Silvia prende e distrugge tutti gli affari di vetro. proprio non le piace restare zitta. lei parla come un aratro che schiaccia le erbacce. è padrona di un gatto, anzi no, non è padrona di niente. è sciolta. selvaggia. non si può addomesticare. i vestiti le stanno stropicciati e larghi. è fatta di pezzetti. colorati. si addobba come un albero di natale – ma è sempre Giugno per Silvia. Silvia ha occhi grandi e del Sud ma marcia trionfante a piedi nudi però come popolasse da sempre le Alpi. Silvia fa l’artista.

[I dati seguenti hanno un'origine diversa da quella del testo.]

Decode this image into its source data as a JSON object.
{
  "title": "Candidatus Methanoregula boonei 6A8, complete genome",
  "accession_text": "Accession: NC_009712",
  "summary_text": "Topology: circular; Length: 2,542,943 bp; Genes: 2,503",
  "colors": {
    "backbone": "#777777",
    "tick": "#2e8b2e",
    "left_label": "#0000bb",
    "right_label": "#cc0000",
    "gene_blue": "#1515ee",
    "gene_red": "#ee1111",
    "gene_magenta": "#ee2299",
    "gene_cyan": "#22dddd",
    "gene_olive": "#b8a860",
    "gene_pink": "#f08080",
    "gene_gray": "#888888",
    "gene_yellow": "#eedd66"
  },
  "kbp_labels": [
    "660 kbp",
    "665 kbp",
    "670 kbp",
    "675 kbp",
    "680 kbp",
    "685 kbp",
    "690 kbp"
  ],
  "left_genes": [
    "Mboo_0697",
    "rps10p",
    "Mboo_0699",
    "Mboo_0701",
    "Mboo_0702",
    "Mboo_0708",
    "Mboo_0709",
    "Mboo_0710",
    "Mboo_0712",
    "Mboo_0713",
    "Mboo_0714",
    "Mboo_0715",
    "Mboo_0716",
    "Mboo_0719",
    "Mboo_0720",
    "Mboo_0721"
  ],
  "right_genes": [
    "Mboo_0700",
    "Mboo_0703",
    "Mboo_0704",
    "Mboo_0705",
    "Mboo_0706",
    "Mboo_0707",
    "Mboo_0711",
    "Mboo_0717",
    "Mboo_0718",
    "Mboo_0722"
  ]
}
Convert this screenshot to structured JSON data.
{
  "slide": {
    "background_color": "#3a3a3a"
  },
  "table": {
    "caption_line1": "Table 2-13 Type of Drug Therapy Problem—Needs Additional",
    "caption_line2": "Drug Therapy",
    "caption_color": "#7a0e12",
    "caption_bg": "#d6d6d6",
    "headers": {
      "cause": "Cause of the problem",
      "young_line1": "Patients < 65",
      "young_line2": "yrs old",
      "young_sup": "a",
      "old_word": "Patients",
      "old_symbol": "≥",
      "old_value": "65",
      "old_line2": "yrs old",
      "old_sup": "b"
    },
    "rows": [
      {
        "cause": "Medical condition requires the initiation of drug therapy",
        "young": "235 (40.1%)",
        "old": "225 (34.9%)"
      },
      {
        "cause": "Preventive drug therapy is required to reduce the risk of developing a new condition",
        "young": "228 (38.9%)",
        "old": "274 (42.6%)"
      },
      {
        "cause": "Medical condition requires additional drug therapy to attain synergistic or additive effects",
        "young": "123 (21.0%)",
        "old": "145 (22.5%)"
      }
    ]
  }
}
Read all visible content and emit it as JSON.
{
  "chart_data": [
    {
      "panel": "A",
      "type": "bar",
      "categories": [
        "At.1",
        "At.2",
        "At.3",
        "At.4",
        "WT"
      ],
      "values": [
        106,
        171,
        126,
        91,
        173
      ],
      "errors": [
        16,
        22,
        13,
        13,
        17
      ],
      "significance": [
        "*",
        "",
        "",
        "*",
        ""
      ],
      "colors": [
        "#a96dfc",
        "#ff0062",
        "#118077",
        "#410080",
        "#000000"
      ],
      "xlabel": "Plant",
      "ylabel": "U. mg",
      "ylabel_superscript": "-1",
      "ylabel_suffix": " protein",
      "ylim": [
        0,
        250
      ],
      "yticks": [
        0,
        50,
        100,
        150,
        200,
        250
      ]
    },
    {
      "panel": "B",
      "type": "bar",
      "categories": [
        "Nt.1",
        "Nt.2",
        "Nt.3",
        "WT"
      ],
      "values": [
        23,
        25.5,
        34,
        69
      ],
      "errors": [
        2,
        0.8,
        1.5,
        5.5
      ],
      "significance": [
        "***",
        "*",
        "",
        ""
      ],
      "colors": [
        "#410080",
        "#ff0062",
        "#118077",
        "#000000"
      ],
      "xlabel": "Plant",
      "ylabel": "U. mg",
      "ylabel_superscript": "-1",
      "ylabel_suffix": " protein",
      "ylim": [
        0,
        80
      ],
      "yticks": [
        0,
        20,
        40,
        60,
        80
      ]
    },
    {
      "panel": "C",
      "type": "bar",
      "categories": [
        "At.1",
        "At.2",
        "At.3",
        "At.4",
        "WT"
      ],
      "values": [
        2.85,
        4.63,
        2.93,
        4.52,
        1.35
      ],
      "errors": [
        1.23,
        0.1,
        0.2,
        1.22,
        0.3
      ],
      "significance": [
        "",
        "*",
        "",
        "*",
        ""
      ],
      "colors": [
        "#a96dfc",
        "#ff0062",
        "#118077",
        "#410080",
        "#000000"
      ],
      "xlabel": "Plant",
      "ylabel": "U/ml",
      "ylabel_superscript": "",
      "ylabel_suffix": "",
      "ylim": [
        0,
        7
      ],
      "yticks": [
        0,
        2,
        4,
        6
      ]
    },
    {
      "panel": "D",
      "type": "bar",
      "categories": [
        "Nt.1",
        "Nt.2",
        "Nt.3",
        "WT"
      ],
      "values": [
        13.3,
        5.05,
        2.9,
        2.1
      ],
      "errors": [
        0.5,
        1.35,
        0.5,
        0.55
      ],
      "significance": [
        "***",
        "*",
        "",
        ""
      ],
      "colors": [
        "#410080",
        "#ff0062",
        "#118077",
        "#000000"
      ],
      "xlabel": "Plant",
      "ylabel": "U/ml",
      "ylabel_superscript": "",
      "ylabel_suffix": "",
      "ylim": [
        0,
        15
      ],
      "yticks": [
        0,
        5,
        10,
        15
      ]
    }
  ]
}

Silvia viene da ovunque volendo. è come quando fissi la luce a lungo, chiudi gli occhi, e ti resta lì dentro con te un flash.

Il piccolo predatore

La prima volta ho perdonato. calpestando il grano fresco. eppure pare il verme non si stanchi di bucare la stessa mela. peccato, fosse fatta di cercamica – adesso. così si è rotto i denti il piccolo predatore. ed io me ne vado, piena di pioggia altrove.

La bellezza spennata

Accade che il cigno perse ogni penna bianca nel lago di ghiaccio, si scheggiò il becco e tornò brutto. niente fu più come prima nemmeno la crepa nel frangente di gelo inclinato. sorse una cascata inaspettata dove pesci dalle tre pinne sgozzavano farfalle.

Religione di famiglia

Santa lesbica per tua madre. malata perchè troppo buona. incomprensibile religione relegata ad un armadio pieno di album familiari dove sorridi ancora illibata e vergine. ti ama quando arrivano gli incubi. non assomigliarle per pietà piuttosto prendila in braccio quando sarà troppo stanca per pregare ancora.  

Il nido delle parole

Mi torna la voglia di fogli fin dentro le scatole delle scarpe. di macinare farina e scoprire sul fondo del mortaio grafite. d’iniziare contemporaneamente almeno cinque quaderni e dimenticarne uno sulla panchina di qualche parco. vorrei poter fare solo questo. stare dentro le mie immagini.